The Center for Armenian Studies at the University of Michigan is presenting a webinar entitled “The Problems of Genocide: Permanent Security and the Language of Transgression” on Thursday, April 22 from 4:00-5:30 pm with Dr. A. Dirk Moses, Frank Porter Graham Distinguished Professor of Global Human Rights History at the University of North Carolina at Chapel Hill.
Genocide is not only a problem of mass death, but also of how, as a relatively new idea and law, it organizes and distorts thinking about civilian destruction. Taking the normative perspective of civilian immunity from military attack, Dr. Moses argues that the implicit hierarchy of international criminal law, atop which sits genocide as the “crime of crimes,” blinds us to other types of humanly caused civilian death, like bombing cities, and the “collateral damage” of missile and drone strikes. Talk of genocide, then, can function ideologically to detract from systematic violence against civilians perpetrated by governments of all types. “The Problems of Genocide” contends that this violence is the consequence of “permanent security” imperatives: the striving of states, and armed groups seeking to found states, to make themselves invulnerable to threats.

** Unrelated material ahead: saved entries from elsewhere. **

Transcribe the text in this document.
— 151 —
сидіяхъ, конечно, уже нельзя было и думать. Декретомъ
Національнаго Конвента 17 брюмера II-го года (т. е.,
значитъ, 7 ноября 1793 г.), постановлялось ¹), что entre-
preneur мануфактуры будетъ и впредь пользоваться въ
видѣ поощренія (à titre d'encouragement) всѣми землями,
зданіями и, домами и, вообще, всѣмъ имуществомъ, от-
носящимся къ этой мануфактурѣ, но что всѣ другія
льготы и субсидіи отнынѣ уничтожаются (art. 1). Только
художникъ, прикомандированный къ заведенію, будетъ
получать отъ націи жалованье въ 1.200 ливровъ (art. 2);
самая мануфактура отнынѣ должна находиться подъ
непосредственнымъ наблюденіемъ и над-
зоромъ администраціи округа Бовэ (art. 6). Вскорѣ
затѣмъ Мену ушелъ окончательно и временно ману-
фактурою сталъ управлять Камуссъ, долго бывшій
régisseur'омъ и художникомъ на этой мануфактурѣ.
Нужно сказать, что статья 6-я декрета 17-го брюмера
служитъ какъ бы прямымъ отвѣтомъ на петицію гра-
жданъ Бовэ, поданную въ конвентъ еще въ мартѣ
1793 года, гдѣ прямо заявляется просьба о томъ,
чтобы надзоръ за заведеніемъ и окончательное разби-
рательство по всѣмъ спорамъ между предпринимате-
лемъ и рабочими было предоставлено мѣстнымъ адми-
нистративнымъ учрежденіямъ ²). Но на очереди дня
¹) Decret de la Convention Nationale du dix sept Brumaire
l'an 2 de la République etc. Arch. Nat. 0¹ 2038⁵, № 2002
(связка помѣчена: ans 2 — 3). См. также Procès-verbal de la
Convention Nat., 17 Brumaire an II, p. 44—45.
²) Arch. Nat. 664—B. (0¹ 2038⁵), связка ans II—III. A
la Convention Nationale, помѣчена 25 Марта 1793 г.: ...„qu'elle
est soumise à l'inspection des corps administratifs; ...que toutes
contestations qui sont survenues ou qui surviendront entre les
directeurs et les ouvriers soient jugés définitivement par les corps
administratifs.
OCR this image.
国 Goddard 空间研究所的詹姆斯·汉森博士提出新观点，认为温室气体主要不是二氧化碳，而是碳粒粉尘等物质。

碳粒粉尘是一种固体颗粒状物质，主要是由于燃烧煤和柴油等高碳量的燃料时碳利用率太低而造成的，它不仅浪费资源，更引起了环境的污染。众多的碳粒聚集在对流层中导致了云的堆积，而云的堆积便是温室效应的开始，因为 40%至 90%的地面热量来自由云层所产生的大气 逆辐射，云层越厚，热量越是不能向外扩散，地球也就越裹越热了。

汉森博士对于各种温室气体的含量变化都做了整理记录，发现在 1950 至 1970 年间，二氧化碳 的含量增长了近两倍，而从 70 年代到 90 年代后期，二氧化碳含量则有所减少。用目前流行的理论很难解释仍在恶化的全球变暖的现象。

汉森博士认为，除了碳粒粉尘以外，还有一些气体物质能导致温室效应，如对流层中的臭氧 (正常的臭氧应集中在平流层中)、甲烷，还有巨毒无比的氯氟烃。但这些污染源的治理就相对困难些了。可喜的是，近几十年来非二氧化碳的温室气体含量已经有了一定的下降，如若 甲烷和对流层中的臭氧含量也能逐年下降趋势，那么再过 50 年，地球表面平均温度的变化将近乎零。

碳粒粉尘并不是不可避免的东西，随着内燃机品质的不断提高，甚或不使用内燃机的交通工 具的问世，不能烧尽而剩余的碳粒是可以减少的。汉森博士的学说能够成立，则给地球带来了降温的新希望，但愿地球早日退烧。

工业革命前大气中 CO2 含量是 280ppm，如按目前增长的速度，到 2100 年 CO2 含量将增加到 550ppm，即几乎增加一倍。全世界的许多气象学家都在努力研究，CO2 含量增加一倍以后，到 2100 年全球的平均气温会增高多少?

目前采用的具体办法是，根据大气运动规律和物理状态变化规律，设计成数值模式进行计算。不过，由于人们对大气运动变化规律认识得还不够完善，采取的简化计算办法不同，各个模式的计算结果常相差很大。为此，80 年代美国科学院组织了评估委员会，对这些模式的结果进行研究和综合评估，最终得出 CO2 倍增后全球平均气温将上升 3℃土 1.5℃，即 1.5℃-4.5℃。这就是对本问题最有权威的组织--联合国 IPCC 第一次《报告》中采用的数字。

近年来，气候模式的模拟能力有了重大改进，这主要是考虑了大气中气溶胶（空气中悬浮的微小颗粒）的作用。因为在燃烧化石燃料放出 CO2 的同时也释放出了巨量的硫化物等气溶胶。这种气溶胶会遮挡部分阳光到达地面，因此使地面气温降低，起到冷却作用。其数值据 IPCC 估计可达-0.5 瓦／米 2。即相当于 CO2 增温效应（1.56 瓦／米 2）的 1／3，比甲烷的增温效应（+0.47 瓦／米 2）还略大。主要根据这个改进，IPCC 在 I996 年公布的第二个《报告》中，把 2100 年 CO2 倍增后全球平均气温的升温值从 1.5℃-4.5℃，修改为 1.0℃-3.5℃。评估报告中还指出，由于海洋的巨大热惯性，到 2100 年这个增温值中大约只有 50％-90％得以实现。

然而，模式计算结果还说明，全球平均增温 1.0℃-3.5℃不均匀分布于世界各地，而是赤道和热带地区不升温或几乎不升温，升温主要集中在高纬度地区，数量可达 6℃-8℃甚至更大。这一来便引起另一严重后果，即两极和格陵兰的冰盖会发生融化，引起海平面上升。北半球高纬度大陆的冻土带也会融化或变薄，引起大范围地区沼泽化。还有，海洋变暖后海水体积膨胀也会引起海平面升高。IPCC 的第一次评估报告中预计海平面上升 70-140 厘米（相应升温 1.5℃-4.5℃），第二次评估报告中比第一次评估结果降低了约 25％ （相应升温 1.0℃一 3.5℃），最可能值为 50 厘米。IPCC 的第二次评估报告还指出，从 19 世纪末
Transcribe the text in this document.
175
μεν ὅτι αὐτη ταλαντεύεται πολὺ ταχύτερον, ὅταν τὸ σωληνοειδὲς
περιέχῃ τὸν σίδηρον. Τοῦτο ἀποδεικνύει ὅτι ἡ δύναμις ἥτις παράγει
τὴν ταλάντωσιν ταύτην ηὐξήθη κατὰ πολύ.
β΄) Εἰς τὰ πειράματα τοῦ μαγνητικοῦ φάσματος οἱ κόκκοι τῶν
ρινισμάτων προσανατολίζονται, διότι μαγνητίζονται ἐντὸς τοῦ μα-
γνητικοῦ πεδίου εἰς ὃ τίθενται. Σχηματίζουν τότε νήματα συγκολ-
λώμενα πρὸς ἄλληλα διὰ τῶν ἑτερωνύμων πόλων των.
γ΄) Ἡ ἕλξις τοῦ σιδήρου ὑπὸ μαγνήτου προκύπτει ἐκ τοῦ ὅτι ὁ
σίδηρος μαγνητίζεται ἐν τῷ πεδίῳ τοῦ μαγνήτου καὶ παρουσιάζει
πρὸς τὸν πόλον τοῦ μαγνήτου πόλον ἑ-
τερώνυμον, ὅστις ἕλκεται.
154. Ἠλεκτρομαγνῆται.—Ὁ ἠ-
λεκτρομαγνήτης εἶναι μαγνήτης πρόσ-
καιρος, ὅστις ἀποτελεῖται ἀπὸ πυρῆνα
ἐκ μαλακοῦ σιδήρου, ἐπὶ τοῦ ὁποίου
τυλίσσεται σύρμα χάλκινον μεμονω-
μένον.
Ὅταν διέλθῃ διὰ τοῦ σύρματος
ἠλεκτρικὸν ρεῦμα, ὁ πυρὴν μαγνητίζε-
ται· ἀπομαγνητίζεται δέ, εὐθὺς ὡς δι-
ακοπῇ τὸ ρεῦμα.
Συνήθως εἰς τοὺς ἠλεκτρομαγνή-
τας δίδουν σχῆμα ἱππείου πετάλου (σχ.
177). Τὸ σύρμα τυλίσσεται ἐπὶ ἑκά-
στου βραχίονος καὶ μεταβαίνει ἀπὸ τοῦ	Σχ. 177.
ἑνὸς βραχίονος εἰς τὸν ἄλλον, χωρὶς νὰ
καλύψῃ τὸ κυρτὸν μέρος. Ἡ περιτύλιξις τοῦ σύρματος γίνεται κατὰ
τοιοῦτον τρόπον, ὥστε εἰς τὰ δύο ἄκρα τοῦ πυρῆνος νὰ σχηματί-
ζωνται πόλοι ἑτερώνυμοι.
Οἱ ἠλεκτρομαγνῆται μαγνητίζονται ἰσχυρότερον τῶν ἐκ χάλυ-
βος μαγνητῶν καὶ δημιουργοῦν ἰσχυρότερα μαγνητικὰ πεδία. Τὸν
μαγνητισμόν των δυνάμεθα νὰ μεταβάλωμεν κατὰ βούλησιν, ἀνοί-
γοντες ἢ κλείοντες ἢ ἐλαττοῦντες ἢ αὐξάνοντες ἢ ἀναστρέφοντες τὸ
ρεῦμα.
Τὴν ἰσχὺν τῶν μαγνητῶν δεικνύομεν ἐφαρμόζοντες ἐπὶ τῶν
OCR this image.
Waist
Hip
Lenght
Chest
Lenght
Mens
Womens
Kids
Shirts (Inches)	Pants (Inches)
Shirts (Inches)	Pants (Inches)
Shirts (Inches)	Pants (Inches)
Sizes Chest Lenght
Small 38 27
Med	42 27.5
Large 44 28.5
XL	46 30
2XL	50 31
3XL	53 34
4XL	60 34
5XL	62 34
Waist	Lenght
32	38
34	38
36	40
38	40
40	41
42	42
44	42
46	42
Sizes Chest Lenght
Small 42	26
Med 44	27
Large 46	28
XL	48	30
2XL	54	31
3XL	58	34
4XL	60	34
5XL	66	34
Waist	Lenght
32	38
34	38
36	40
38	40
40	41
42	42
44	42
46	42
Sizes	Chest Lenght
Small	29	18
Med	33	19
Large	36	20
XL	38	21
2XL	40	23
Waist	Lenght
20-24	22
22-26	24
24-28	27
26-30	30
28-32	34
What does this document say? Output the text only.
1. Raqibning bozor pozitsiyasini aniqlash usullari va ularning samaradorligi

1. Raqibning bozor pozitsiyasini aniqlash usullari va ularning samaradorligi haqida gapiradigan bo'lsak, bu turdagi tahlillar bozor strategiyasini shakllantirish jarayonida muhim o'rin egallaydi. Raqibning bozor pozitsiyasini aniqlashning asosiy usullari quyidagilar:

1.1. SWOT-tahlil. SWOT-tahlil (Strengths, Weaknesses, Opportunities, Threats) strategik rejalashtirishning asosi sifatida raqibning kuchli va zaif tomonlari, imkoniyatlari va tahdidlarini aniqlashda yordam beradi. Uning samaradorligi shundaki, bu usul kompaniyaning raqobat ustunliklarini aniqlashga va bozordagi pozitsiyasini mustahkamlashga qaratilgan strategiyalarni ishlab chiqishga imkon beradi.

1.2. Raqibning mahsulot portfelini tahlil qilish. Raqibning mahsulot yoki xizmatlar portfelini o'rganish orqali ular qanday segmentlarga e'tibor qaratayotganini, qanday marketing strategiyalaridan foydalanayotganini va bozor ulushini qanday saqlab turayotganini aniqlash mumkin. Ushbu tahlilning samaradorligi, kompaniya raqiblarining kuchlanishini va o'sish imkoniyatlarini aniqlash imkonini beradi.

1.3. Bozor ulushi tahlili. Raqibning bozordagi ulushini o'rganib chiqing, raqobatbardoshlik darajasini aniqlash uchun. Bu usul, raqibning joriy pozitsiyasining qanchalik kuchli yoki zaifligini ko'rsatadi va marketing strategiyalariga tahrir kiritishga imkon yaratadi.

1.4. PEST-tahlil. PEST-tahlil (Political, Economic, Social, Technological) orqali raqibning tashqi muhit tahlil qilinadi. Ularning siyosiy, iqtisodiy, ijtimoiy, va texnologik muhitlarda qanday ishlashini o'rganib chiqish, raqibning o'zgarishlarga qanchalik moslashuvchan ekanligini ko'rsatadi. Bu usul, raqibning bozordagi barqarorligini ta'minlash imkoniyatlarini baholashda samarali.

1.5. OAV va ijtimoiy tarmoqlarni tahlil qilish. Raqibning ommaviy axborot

Dr. Moses has been senior editor of the “Journal of Genocide Research” since 2011 and co-edits the War and Genocide book series for Berghahn Books.
Geoff Eley, Karl Pohrt Distinguished University Professor of Contemporary History at the University of Michigan, will serve as commentator for the event. Prof. Eley has taught at the university since 1979 and recently began teaching a large new undergraduate course on the history of terrorism.
The webinar is co-sponsored by the Center for Russian, East European, and Eurasian Studies, Donia Human Rights Center, Eisenberg Institute for Historical Studies, and Society for Armenian Studies.